Likely a modern variant of Kenzie or Kinsey, a surname-based English name.
Kensey carries the quiet weight of English landscape in its syllables. It is most likely a transferred surname derived from place names in Cornwall and Devon, where the River Kensey flows through the ancient city of Launceston — a watercourse whose own name is thought to derive from Cornish or Brythonic roots related to the word for "ridge" or "boundary." Like many surname-turned-given-names, Kensey began appearing on birth certificates as families sought to honor maternal lineages or simply to capture the crisp, modern sound of a two-syllable surname.
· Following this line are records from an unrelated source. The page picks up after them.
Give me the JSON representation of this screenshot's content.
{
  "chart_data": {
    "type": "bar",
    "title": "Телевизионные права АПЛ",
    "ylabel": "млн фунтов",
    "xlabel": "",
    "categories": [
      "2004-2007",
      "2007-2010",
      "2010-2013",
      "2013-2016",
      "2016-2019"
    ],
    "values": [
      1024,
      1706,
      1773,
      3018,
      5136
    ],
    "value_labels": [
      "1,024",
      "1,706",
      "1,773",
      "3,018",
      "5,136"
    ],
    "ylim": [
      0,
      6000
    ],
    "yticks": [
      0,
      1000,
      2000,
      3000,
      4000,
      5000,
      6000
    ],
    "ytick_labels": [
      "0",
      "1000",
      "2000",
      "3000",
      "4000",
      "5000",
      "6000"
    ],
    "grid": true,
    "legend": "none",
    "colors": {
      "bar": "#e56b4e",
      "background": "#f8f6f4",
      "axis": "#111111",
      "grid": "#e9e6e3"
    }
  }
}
The name shares phonetic kinship with Kinsey, itself an Old English compound of "cyne" (royal) and "sige" (victory), made widely known in the mid-twentieth century through Alfred Kinsey's landmark — and controversial — studies of human sexuality. That association gave Kinsey a complicated cultural charge, which may partly explain why parents drawn to the sound began preferring the softer Kensey spelling, sidestepping any unwanted historical echo while retaining the breezy, confident cadence. In contemporary naming culture, Kensey belongs to a flourishing category of gender-flexible surname names — companions to Finley, Cassidy, and Landry — that feel simultaneously preppy and easygoing.
The "-sey" ending softens what might otherwise read as strictly masculine, lending it a lilting quality that has made it particularly appealing for girls born since the early 2000s. It is a name that sounds like open countryside and quiet confidence.